One school, King Edward VI grammar in Stratford-upon-Avon, Warwickshire, a 500-pupil boys' school, will abandon A-level English on the ground that it no longer prepares pupils for university study, according to its headteacher, Tim Moore-Bridger. The school may also switch pupils to Pre-U in German and French.
"I have for a long time been dissatisfied with the present structure of A-levels," he said. "I am sure what we're giving pupils at the moment [with A-levels] is not good preparation for university success – in particular the fact that they can go up without having written an essay to speak of."
He said that the new modern languages syllabus for A-levels – also to be introduced in September – had cut out the study of literature to concentrate on speaking and listening skills.
"New A-levels have pretty well removed literature totally from modern languages," he added.
Mr Moore-Bridger said other subjects could follow suit, with maths next in line: "Who knows? If it is successful, we could be all Pre-U in five to 10 years." He said he disliked the A-levels' "retake mentality" whereby pupils could sit a module again if they failed to make their required grade the first time.
Coloma Convent Girls' School in Croydon, south London – a 1,050-pupil Catholic school, is to become the first comprehensive to switch from A-level to Pre U, offering a Pre-U in business management. Andrew Corish, its headteacher, believes the new exam will offer pupils a better opportunity to develop a business plan than the A-level. He said A-levels did not allow pupils to develop thinking skills.
The Pre-U, devised by University of Cambridge International Examinations, includes three-hour essay-style questions. A-level questions tend to give pupils 15 minutes to develop an answer.
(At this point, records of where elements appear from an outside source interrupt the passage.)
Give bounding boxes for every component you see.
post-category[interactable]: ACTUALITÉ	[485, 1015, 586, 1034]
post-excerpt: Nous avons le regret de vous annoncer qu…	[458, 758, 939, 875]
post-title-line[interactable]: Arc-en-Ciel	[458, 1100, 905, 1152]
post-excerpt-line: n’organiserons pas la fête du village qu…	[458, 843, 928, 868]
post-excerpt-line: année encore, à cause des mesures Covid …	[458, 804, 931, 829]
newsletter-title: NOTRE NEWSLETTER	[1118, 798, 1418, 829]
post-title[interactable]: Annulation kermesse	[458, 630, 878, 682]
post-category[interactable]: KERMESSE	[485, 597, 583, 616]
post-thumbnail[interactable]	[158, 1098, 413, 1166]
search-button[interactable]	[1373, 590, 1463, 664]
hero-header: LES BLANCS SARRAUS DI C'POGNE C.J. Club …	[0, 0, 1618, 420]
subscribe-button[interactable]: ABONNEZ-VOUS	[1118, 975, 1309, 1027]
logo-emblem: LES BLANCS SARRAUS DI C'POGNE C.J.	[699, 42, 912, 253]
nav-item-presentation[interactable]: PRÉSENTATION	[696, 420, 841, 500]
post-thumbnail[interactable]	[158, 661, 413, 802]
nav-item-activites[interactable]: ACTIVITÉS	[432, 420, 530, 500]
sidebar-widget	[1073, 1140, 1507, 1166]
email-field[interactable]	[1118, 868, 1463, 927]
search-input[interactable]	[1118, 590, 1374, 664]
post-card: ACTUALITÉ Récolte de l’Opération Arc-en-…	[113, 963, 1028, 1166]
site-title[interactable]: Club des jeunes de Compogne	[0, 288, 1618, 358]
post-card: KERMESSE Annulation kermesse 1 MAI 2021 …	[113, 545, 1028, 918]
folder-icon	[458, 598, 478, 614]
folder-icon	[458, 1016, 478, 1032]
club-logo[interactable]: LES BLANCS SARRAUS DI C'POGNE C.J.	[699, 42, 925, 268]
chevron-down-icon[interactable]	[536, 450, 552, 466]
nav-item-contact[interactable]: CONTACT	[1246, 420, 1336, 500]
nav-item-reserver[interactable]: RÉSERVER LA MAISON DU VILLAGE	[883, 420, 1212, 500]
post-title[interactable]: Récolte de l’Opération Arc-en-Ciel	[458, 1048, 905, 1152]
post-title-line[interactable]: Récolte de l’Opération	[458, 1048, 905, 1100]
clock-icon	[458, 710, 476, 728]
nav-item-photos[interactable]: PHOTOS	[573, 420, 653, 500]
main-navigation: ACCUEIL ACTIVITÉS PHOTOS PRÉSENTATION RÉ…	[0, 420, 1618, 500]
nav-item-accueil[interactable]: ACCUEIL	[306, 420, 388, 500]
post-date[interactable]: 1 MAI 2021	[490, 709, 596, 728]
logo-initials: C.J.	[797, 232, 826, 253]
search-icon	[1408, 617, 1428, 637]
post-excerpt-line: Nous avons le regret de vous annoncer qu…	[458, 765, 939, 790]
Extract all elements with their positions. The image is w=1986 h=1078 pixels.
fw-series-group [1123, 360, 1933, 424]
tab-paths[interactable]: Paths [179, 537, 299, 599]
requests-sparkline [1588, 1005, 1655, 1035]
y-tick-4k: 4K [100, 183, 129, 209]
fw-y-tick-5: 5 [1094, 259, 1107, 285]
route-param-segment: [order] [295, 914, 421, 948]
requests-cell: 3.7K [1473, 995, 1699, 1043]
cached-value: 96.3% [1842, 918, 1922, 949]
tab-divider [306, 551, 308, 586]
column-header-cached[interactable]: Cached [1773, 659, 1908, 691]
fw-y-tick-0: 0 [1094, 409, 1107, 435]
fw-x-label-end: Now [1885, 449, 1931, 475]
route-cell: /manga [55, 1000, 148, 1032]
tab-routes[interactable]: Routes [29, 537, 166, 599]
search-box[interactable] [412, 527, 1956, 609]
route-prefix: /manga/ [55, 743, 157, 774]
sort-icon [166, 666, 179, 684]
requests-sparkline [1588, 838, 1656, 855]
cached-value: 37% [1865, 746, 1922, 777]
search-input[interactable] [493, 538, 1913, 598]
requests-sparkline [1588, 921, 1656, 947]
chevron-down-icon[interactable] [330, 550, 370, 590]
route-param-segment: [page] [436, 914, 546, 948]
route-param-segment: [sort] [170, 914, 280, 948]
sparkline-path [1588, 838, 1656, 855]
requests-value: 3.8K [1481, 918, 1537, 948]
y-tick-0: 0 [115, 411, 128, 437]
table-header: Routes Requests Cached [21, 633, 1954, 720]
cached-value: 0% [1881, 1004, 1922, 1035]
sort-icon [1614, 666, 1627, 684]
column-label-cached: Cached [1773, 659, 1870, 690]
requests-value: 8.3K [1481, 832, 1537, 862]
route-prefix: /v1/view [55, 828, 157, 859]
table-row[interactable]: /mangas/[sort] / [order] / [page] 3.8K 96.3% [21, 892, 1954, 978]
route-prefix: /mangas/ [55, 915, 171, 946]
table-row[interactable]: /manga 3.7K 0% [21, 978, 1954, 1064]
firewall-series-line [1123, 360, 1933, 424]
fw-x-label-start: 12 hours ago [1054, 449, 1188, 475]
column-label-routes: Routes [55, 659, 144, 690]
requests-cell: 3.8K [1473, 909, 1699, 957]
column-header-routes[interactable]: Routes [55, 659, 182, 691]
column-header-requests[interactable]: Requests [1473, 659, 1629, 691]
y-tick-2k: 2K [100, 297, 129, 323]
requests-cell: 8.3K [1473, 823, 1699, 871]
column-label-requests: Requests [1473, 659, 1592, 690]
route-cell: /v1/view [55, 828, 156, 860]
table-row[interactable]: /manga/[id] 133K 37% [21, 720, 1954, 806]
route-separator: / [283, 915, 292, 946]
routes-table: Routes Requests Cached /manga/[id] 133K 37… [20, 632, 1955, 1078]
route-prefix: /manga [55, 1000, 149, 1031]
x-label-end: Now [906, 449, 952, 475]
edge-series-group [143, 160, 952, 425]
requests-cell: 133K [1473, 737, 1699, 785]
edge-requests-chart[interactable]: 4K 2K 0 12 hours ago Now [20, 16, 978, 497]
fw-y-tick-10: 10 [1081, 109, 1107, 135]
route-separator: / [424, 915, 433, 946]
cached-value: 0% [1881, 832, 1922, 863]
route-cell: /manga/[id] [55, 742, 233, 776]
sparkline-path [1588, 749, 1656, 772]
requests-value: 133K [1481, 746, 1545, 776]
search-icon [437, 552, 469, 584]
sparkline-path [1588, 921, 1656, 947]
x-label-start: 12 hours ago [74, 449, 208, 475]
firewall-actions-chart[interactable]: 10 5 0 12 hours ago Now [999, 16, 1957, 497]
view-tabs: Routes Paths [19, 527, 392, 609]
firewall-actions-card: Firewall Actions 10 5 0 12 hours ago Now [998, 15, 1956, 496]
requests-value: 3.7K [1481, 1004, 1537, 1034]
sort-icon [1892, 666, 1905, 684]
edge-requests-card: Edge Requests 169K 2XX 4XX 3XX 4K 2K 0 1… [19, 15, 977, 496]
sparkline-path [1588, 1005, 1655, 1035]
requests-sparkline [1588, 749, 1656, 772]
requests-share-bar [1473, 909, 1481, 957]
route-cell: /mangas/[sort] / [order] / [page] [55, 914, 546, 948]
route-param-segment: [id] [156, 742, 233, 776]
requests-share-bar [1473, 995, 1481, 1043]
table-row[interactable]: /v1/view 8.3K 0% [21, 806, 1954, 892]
The Pre-U will have nine different grades – including three distinctions (D1, D2 and D3) which would roughly be the equivalent of an A-grade pass in A-level – now awarded to one in four scripts. Even with the introduction of the A* grade, it would still offer university admissions tutors a better way to distinguish between high-flying candidates.
It has already won accreditation from the Qualifications and Curriculum Authority, the Government's exams watchdog, which means schools can receive government funding to offer it, and the University and College Admissions Service is expected to rank it alongside A-levels.
This autumn the Government is launching specialist diplomas in five subjects, and some schools are offering the International Baccalaureate.
The Government announced yesterday that it is drawing up proposals to rank schools on their pupils' well-being. In evidence to the Commons Select Committee on Children, Schools and Families, it agreed that too much emphasis was being placed on test or exam results in ranking schools. The ranking for pupil well-being will take account of how much sport is played and whether children are healthy or overweight.